Rantin
Rantin by Kieran Hurley, the posters say. As the performance begins with a Forced Entertainment-inspired introduction and explanation of what will happen, we are quickly told to think of Kieran Hurley as a band, one of whose members happens to be Kieran Hurley. The production is, after all, a collaborative effort.
As the audience file in to Cove Burgh Hall, the four performers are already on stage, singing folk tunes and happily telling the audience to talk amongst themselves, they’re just warming up. It’s a relaxed and comfortable feeling that slips from this into the performance, where music and stories work side by side to create an image of Scotland in its present moment. A young boy leaving the islands, an American flying to Scotland for the first time, a teenage girl taking a stand, an Edinburgh business man reveling in his newest deal. These are just a few of the many voices presented, and the company’s intention to represent the voices of a nation clearly comes through, and it works. There is a mulitplicity of not one, but many Scottish identities being formed, each just as integral to the nation as the next.

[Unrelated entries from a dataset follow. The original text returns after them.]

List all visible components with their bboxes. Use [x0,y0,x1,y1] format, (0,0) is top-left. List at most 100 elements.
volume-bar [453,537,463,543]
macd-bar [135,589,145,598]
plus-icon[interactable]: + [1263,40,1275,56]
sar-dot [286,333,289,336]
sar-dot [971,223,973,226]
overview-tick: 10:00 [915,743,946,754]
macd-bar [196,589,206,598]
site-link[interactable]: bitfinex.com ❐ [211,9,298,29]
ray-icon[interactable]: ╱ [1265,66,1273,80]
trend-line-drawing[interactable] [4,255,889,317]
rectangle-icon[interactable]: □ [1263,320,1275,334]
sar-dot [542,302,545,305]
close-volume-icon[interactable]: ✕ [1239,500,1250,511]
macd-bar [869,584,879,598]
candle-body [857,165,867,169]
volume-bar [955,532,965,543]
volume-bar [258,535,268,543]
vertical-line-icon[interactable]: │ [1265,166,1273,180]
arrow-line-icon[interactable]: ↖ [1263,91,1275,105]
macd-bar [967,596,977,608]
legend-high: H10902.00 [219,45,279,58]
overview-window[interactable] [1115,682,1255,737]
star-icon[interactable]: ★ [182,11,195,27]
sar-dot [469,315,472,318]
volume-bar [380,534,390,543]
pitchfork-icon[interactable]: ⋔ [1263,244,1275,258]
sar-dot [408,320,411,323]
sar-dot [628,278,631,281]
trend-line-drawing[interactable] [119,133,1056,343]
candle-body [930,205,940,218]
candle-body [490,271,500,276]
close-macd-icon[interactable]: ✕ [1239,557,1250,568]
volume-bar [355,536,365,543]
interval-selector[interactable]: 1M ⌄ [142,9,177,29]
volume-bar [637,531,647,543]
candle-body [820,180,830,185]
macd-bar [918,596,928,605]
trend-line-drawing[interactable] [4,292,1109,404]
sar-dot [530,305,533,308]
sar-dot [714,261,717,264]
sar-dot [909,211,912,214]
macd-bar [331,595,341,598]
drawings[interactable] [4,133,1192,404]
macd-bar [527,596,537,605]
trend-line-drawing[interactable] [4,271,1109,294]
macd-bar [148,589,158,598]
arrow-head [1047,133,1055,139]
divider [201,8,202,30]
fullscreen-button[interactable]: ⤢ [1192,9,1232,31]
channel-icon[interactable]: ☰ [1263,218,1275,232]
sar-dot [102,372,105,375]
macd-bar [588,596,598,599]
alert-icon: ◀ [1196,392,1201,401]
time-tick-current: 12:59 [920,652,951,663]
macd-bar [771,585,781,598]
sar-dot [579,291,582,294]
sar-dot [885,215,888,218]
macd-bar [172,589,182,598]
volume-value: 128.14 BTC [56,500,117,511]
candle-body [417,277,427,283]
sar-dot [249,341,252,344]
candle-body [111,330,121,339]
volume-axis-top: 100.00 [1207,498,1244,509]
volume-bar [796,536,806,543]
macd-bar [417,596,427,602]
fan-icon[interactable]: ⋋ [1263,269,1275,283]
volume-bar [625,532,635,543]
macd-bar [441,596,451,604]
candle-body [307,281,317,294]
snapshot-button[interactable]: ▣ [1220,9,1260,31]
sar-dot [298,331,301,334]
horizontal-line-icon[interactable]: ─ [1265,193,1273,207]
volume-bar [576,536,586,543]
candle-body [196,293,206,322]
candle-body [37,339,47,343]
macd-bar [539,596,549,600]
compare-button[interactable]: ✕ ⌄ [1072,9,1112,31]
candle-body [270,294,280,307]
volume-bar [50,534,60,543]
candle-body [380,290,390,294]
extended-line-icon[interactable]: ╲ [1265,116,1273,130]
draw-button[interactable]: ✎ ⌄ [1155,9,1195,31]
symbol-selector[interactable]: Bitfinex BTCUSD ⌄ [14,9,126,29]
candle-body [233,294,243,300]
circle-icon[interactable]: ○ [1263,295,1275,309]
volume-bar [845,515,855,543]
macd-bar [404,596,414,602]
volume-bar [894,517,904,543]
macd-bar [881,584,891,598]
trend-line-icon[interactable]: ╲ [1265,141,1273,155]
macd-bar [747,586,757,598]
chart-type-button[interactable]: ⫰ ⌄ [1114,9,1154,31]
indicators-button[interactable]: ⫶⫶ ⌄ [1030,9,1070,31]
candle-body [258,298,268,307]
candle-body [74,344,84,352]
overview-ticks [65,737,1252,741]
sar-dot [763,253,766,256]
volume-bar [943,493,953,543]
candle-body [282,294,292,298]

Although it may not be a political piece, it is a play for Scotland’s present and for Scotland’s future. A play for the power that each individual voice should have, even if they don’t realise it. As the performers slip between different narratives, each new or returning character is denoted by a simple item of clothing, and it seems they are not presenting separate narratives at all, but the singular narrative of a diverse country.
Live music, drawing on Scottish folk tradition, at times incorporating Gaelic and encouraging the audience to sing or hum along, glues the narrative together and it is the recurring MacPherson’s Rant that most sticks in the mind. We are reminded that while a rant may conjure up thoughts of anger, it can also be an expression of joy, and that is the positive note that Rantin aims to leave you dwelling on.